I still remember my first engagement with an agency consultant. We had reached one of those agency inflection points at which we were starting to grow and couldn't get out of our own way. Like a miracle, a letter landed on my desk with an offer too good to be true. The consultant, who claimed to have reorganized and "fixed" one of the biggest agencies in town, was striking out on her own and offering to help young agencies like ours improve our performance, and in general, start acting like adults. She got rave reviews and after a couple of inspiring meetings, we agreed to work on an engagement.
What stands out in my mind is the clipboard, which our consultant carried everywhere and on which she took detailed notes about everything we said. Step one was to interview almost everyone in the agency. I knew we had our problems, but she uncovered problems that I didn't know existed. For all this effort, at the end of three months I had a new organizational chart and the outline for a team structure that I still don't understand. None of her recommendations stuck, and we returned to business as usual.
To be fair to her, I was young and naïve and probably did a poor job setting expectations. Since then, I've worked with a dozen consultants on all manner of agency business: human resources, finances, recruitment, new business and operations. A few of these initiatives have been disastrous. For example, one consultant seemed to manufacture one crisis after another and suggested I fire half the staff. Just as many consultants have been immensely rewarding and helped us break through to the next level.
For example, Andrea Edwards from Swift River Associates helped us create a new performance management system that linked our business goals with our employees' individual goals. She supported our management team as we adopted this new program and made sure that we gave people the training resources they needed to succeed in their jobs.
Notice that the operative word here is acted and not advised. She didn't tell us what to do; she led us to get the work done. Before she left, we had a tangible program that is still operating several years later.
Jeff Arnold is another success story. When we were trying to acquire an agency, the word on the street was that Jeff was a skilled dealmaker. His first piece of advice was to scrap the acquisition. He didn't think we were ready. He then proceeded to help us build out a management team, introduce a formal business planning process, and put financial reporting in place that improved our profitability. When we asked Jeff to remain as an advisor, he wanted operational responsibility and continues to act as our consulting CFO.
I favor the consultant who does real work, side by side with the management team. If all you want is someone's advice, you should be able to get that for a nice lunch. However, before spending good money on a consultant, I would make the following recommendations:
Start with a practical, addressable problem, like developing an annual plan, streamlining digital operations or implementing a marketing automation system. Hiring a consultant to tackle something as vague as agency profitability or efficiency is an invitation to pick your pockets.
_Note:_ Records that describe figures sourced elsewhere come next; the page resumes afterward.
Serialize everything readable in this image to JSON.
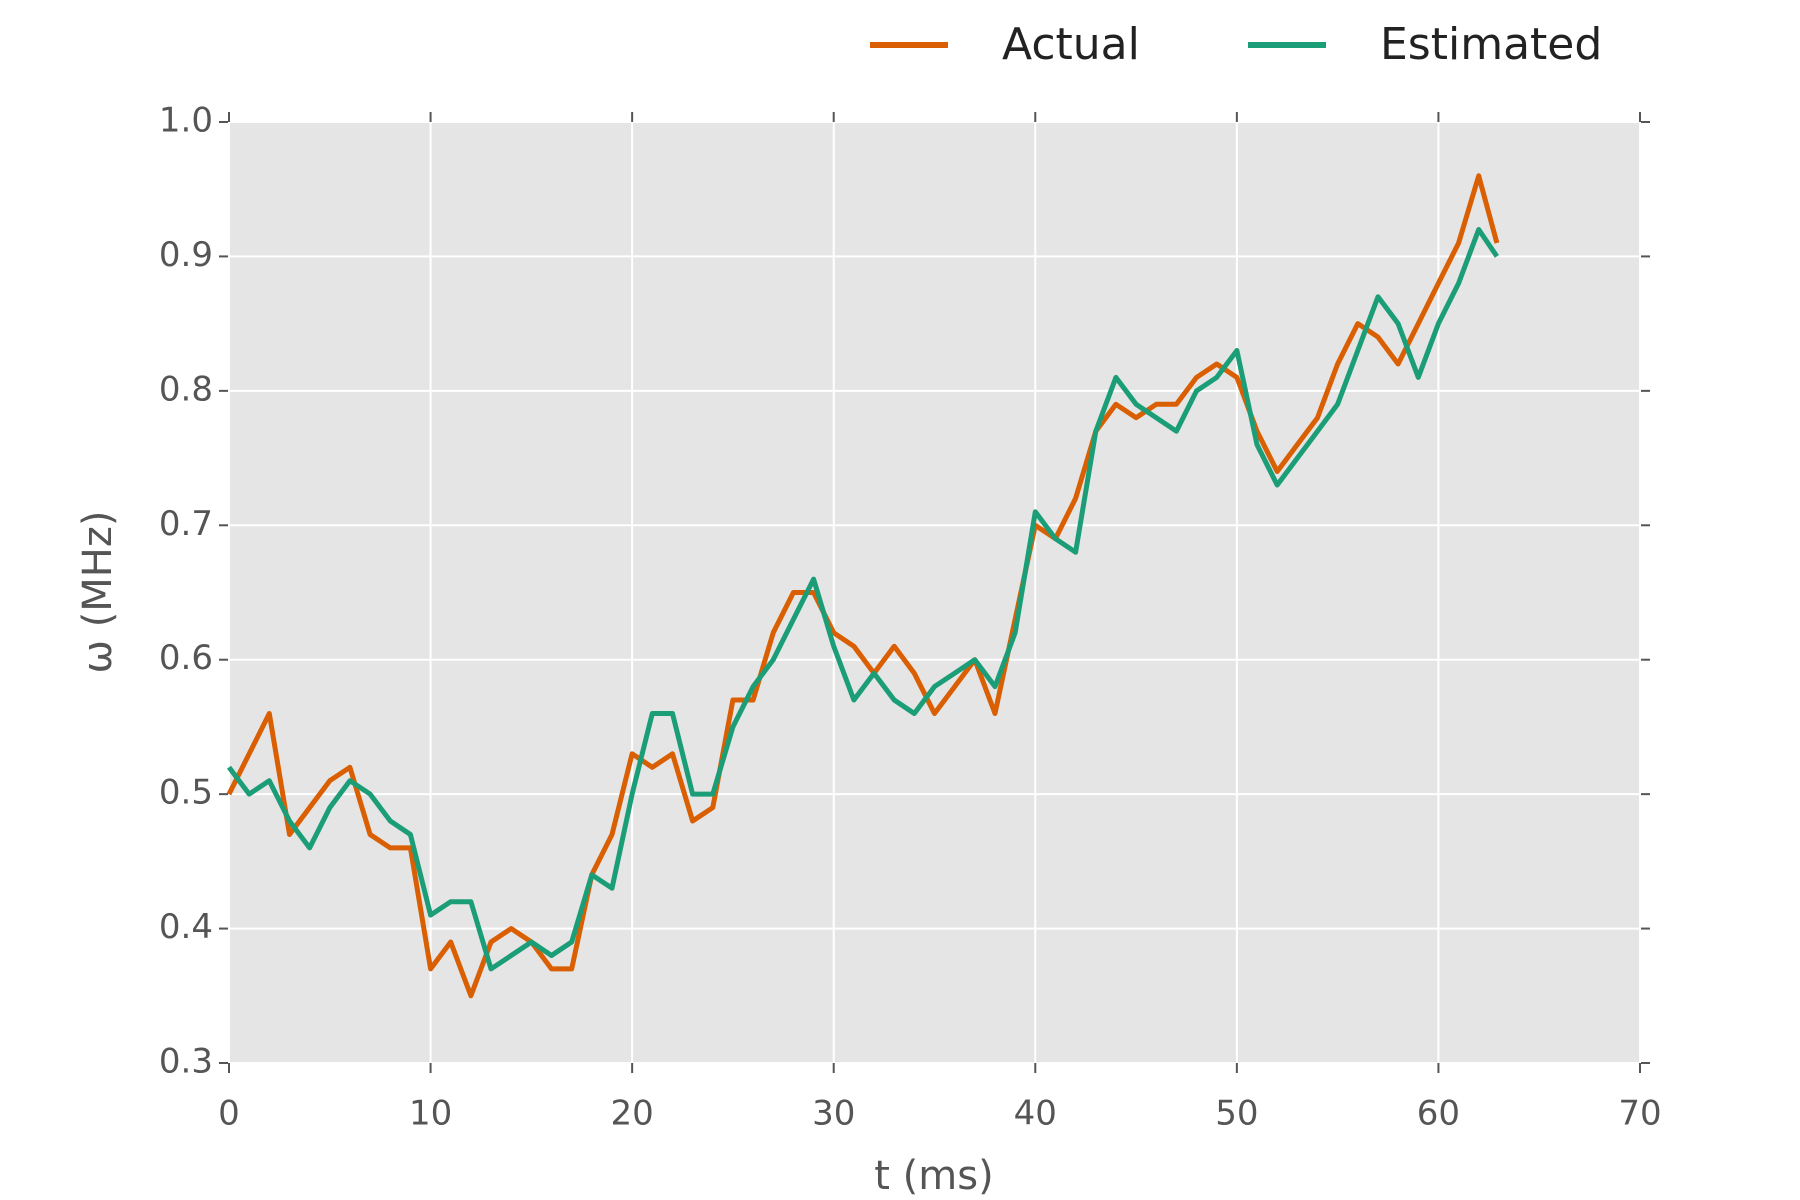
{
  "chart_data": {
    "type": "line",
    "xlabel": "t (ms)",
    "ylabel": "ω (MHz)",
    "x": [
      0,
      1,
      2,
      3,
      4,
      5,
      6,
      7,
      8,
      9,
      10,
      11,
      12,
      13,
      14,
      15,
      16,
      17,
      18,
      19,
      20,
      21,
      22,
      23,
      24,
      25,
      26,
      27,
      28,
      29,
      30,
      31,
      32,
      33,
      34,
      35,
      36,
      37,
      38,
      39,
      40,
      41,
      42,
      43,
      44,
      45,
      46,
      47,
      48,
      49,
      50,
      51,
      52,
      53,
      54,
      55,
      56,
      57,
      58,
      59,
      60,
      61,
      62,
      62.9
    ],
    "series": [
      {
        "name": "Actual",
        "color": "#d95f02",
        "values": [
          0.5,
          0.53,
          0.56,
          0.47,
          0.49,
          0.51,
          0.52,
          0.47,
          0.46,
          0.46,
          0.37,
          0.39,
          0.35,
          0.39,
          0.4,
          0.39,
          0.37,
          0.37,
          0.44,
          0.47,
          0.53,
          0.52,
          0.53,
          0.48,
          0.49,
          0.57,
          0.57,
          0.62,
          0.65,
          0.65,
          0.62,
          0.61,
          0.59,
          0.61,
          0.59,
          0.56,
          0.58,
          0.6,
          0.56,
          0.63,
          0.7,
          0.69,
          0.72,
          0.77,
          0.79,
          0.78,
          0.79,
          0.79,
          0.81,
          0.82,
          0.81,
          0.77,
          0.74,
          0.76,
          0.78,
          0.82,
          0.85,
          0.84,
          0.82,
          0.85,
          0.88,
          0.91,
          0.96,
          0.91
        ]
      },
      {
        "name": "Estimated",
        "color": "#1b9e77",
        "values": [
          0.52,
          0.5,
          0.51,
          0.48,
          0.46,
          0.49,
          0.51,
          0.5,
          0.48,
          0.47,
          0.41,
          0.42,
          0.42,
          0.37,
          0.38,
          0.39,
          0.38,
          0.39,
          0.44,
          0.43,
          0.5,
          0.56,
          0.56,
          0.5,
          0.5,
          0.55,
          0.58,
          0.6,
          0.63,
          0.66,
          0.61,
          0.57,
          0.59,
          0.57,
          0.56,
          0.58,
          0.59,
          0.6,
          0.58,
          0.62,
          0.71,
          0.69,
          0.68,
          0.77,
          0.81,
          0.79,
          0.78,
          0.77,
          0.8,
          0.81,
          0.83,
          0.76,
          0.73,
          0.75,
          0.77,
          0.79,
          0.83,
          0.87,
          0.85,
          0.81,
          0.85,
          0.88,
          0.92,
          0.9
        ]
      }
    ],
    "xlim": [
      0,
      70
    ],
    "xticks": [
      0,
      10,
      20,
      30,
      40,
      50,
      60,
      70
    ],
    "ylim": [
      0.3,
      1
    ],
    "yticks": [
      0.3,
      0.4,
      0.5,
      0.6,
      0.7,
      0.8,
      0.9,
      {
        "value": 1,
        "label": "1.0"
      }
    ],
    "grid": true,
    "legend": "top"
  }
}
Don't ask the cook to cut your hair. Most consultants will try to cross-sell their service, but be wary. The person with HR expertise probably can't solve your marketing problems.
Most consultants will want to go through an information-gathering phase. They will want to interview people, review processes and sit in on management meetings. Limit it. Getting up to speed shouldn't consume more than 10% to 20% of your investment.
Buy a deliverable that you can use. A presentation or a report with a series of recommendations may be interesting but probably won't lead to direct action. Before the consultant says goodbye, you should be able to point to a notable change to the agency and the first phase of implementation should be underway.
In case the irony is lost on any of us, these are the same kind of concerns and questions that our clients ask about their advertising agencies. And hopefully we hold ourselves to equally high standards.